Last summer, Vance was among more than two dozen conservative senators to sign a letter opposing a rule implemented by President Joe Biden’s Department of Health and Human Services that prevents police and prosecutors from getting ahold of reproductive health care records. The rule, which went into effect last month, is intended to stop such medical information from being used against patients who seek legal health care — such as abortion, in states or under circumstances where abortion is legal — or against the doctors who provide it.

The letter signed by Vance claims the Biden rule “unlawfully thwarts the enforcement of compassionate laws” against abortion and “directs health care providers to defy lawful court orders and search warrants.”

“Abortion is not health care — it is a brutal act that destroys the life of an unborn child and hurts women,” the letter reads.

A Trump-Vance presidency could see the Biden administration’s rule erased, allowing police and prosecutors in states led by Republicans to more easily go after people who decide to end their pregnancies.

The rule also only goes so far — it doesn’t protect data from mobile phones, where many people track their menstrual cycles using apps. (The rule modifies the Health Insurance Portability And Accountability Act of 1996, known as HIPAA, which does not cover digital data.)

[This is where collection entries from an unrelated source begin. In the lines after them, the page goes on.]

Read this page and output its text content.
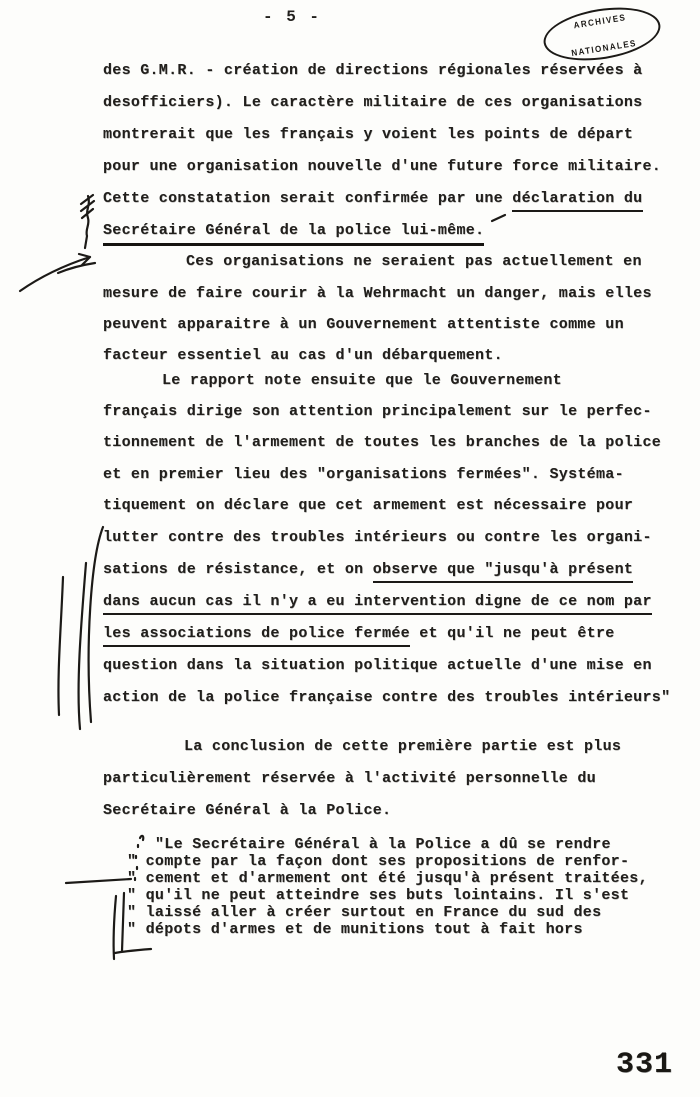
- 5 -	ARCHIVES
NATIONALES
des G.M.R. - création de directions régionales réservées à
desofficiers). Le caractère militaire de ces organisations
montrerait que les français y voient les points de départ
pour une organisation nouvelle d'une future force militaire.
Cette constatation serait confirmée par une déclaration du
Secrétaire Général de la police lui-même.
Ces organisations ne seraient pas actuellement en
mesure de faire courir à la Wehrmacht un danger, mais elles
peuvent apparaitre à un Gouvernement attentiste comme un
facteur essentiel au cas d'un débarquement.
Le rapport note ensuite que le Gouvernement
français dirige son attention principalement sur le perfec-
tionnement de l'armement de toutes les branches de la police
et en premier lieu des "organisations fermées". Systéma-
tiquement on déclare que cet armement est nécessaire pour
lutter contre des troubles intérieurs ou contre les organi-
sations de résistance, et on observe que "jusqu'à présent
dans aucun cas il n'y a eu intervention digne de ce nom par
les associations de police fermée et qu'il ne peut être
question dans la situation politique actuelle d'une mise en
action de la police française contre des troubles intérieurs"
La conclusion de cette première partie est plus
particulièrement réservée à l'activité personnelle du
Secrétaire Général à la Police.
"Le Secrétaire Général à la Police a dû se rendre
" compte par la façon dont ses propositions de renfor-
" cement et d'armement ont été jusqu'à présent traitées,
" qu'il ne peut atteindre ses buts lointains. Il s'est
" laissé aller à créer surtout en France du sud des
" dépots d'armes et de munitions tout à fait hors
331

“Donald Trump and his allies want to monitor people’s pregnancies in order to track and prosecute people for their pregnancy outcomes,” Jenny Lawson, executive director of Planned Parenthood Votes, told HuffPost.

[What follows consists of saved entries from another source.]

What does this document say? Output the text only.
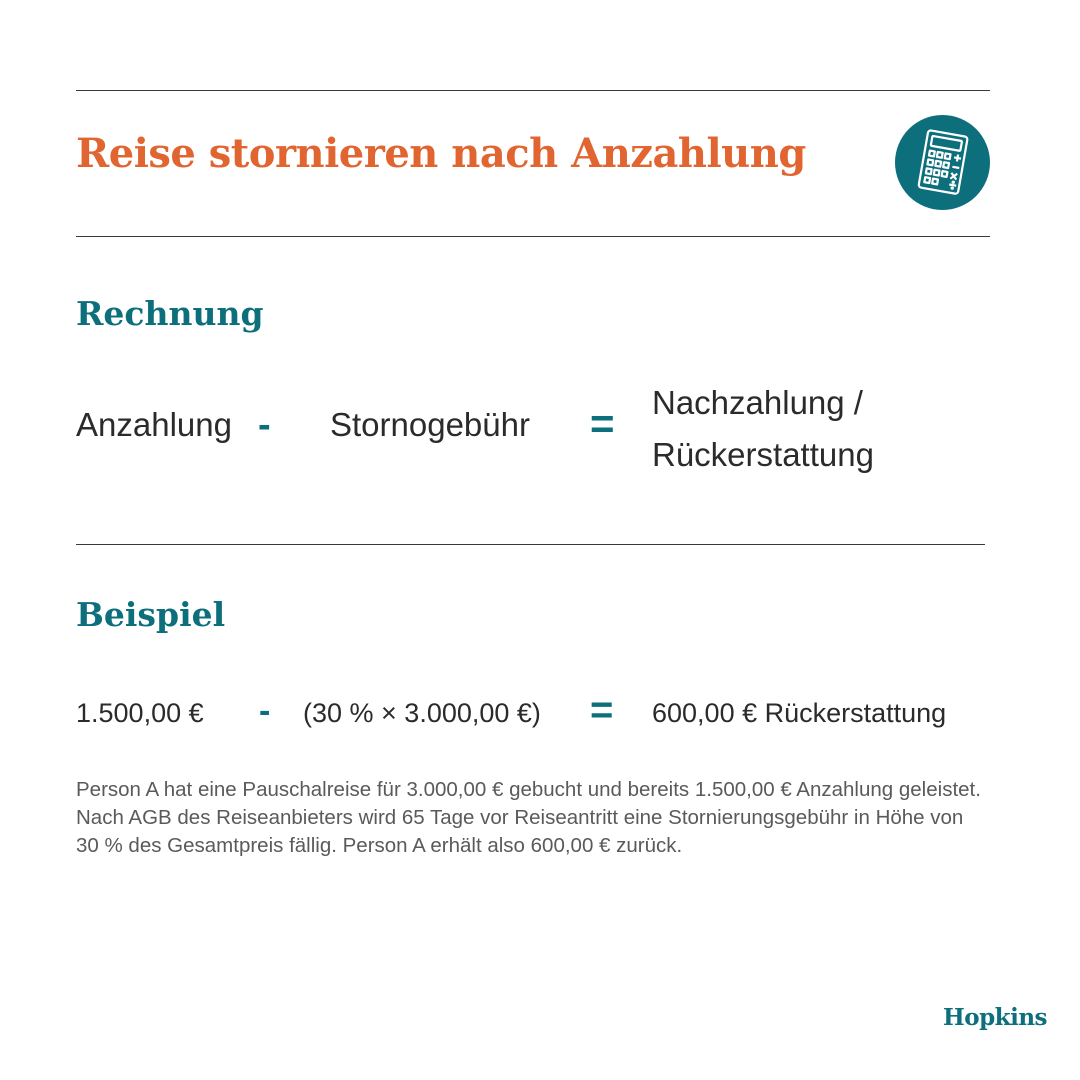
Reise stornieren nach Anzahlung
Rechnung
Anzahlung - Stornogebühr = Nachzahlung /
Rückerstattung
Beispiel
1.500,00 € - (30 % × 3.000,00 €) = 600,00 € Rückerstattung
Person A hat eine Pauschalreise für 3.000,00 € gebucht und bereits 1.500,00 € Anzahlung geleistet. Nach AGB des Reiseanbieters wird 65 Tage vor Reiseantritt eine Stornierungsgebühr in Höhe von 30 % des Gesamtpreis fällig. Person A erhält also 600,00 € zurück.
Hopkins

Project 2025 indeed calls for such government tracking — under penalty of loss of federal health funding for states that don’t comply.

“Because liberal states have now become sanctuaries for abortion tourism, HHS should use every available tool, including the cutting of funds, to ensure that every state reports exactly how many abortions take place within its borders, at what gestational age of the child, for what reason, the mother’s state of residence, and by what method,” it reads.

“It should also ensure that statistics are separated by category: spontaneous miscarriage; treatments that incidentally result in the death of a child (such as chemotherapy); stillbirths; and induced abortion. In addition, CDC should require monitoring and reporting for complications due to abortion and every instance of children being born alive after an abortion,” the plan stated.

The recommendations on abortion were written by a Trump-era HHS official, Roger Severino, according to Rolling Stone.

Another section states that “the [Center for Disease Control]’s abortion surveillance and maternal mortality reporting systems are woefully inadequate.” The plan calls for “comparisons between live births and abortion” to be “tracked across various demographic indicators to assess whether certain populations are targeted by abortion providers.”

“This isn’t about policy, it’s about control,” Emilia Rowland, national press secretary for the Democratic National Committee, said in a statement.

“Because of Trump, prosecutors looking to enforce draconian anti-abortion laws in the states are now free to go after reproductive health data in mobile apps. But Trump and Vance’s Project 2025 agenda would go even further — calling for every abortion, miscarriage, stillbirth, and incidental pregnancy loss from medical treatments like chemo to be reported to the federal government under a Trump administration, tearing away health data privacy protections under HIPAA, and allowing states to surveil patients and doctors, monitor pregnancies, restrict women’s freedom to travel for abortion care, and ultimately use health data against patients and providers in court,” Rowland said.

HuffPost reached out to the Trump campaign for comment but did not receive a reply.

Some right-wing lawmakers have worked to make sure surveillance is an option even in purple states like Virginia, where Republicans blocked a bill that would have protected data from period-tracking apps from law enforcement.

Lawson said Trump and Vance “are hellbent on banning abortion nationwide — even in states who have acted to protect abortion access.”

“It’s unconscionable, and Planned Parenthood Votes will remind voters this election what is at stake.”